Unaware of possibilities
At CISS, Roozbeh Izadi-Zamanabadi, Associate Professor, has just found a suitable PhD student for SpaceCom - Seyed Mohsen N. Soltanie. It is Roozbeh Izadi-Zamanabadi who has been in contact with SpaceCom since the company approached CISS about six months ago in connection with another problem.

 

“We had a meeting where CISS told SpaceCom about the possibility of hiring a PhD student and we agreed that this would be a good way to do it. Bearing in mind the grant and the tax advantages which exist for small and medium sized compa-nies, it is an inexpensive solution. The reason why there aren’t more companies hiring a PhD student like SpaceCom is, I believe, based in the fact that they simply don’t know that this possibility exists. If they knew how little this costs I am sure that many more smallsized companies would take advantage of it,” points out Roozbeh Izadi-Zamanabadi.

 

A good investment
Johannes Christensen is in complete agreement.
“It’s a brilliant idea!

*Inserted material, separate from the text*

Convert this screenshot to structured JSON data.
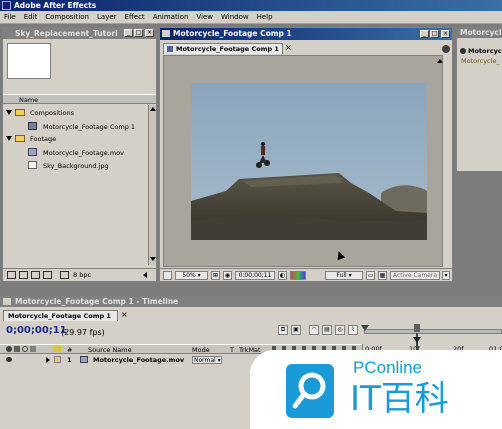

A company like us would not normally be in a position to have a man just concentrating on research for three years, and apart from enhancing our product we also give a great deal of our knowledge to him so that, in this way, we give something back to CISS,” explains Johannes Christensen and continues, “We must of course invest time and energy ourselves in this - but we’re quite happy to do that. It is a good scheme.”

 

The SpaceCom director makes no secret of the fact that there is yet another reason for them hiring a PhD student. “We will, without doubt, want to offer the person a job afterwards,” says Johannes Christensen.

 

Important to work together
This new PhD project is not the only collaboration existing between Aalborg University and SpaceCom.

 

“Right now we have two groups of people from the Intelligent Autonomous Systems specialization (IAS), under the Department of Control Engineering who are working with an examination project concerned with solving a problem we have had. Peter Nielsen, SpaceCom’s founder and Managing Director, is himself a qualified engineer and for him it is essential that the coming engineers not only possess academic knowledge, but that they are also capable of converting that knowledge into something which can be sold. It is for this reason that he wants his company to work with CISS and with Aalborg University in as many areas as possible,” explains Johannes Christensen, who at the same time praises CISS, and especially Roozbeh Izadi-Zamanabadi, for their ability to work closely together with industry.

 

Software takes over

Roozbeh Izadi-Zamanabadi is a specialist in faulttolerant system design, and his enthusiasm for the subject is apparent when he explains how the sensors, on the one hand, ensure that SpaceCom’s antennas point in the right direction but also how, on the other hand, the software can “take over” in the event that a sensor, for some reason, fails. The software can, in fact, simulate that the sensor is working at the same time as it sends a message telling that something is not right. As a result of this the ship is not cut off from the outside world even though an individual component may have failed.

 

Half of the world’s merchant ships are sailing around equipped with an antenna from Hobro, Denmark. No one can see this however as it is encapsulated in a white glassfibre bubble which carries the name of the company which has produced the signal terminal - the router - which is below deck.

 

The sailors of today take reliable communications for granted - thanks to a company in Hobro and a little research assistance from CISS.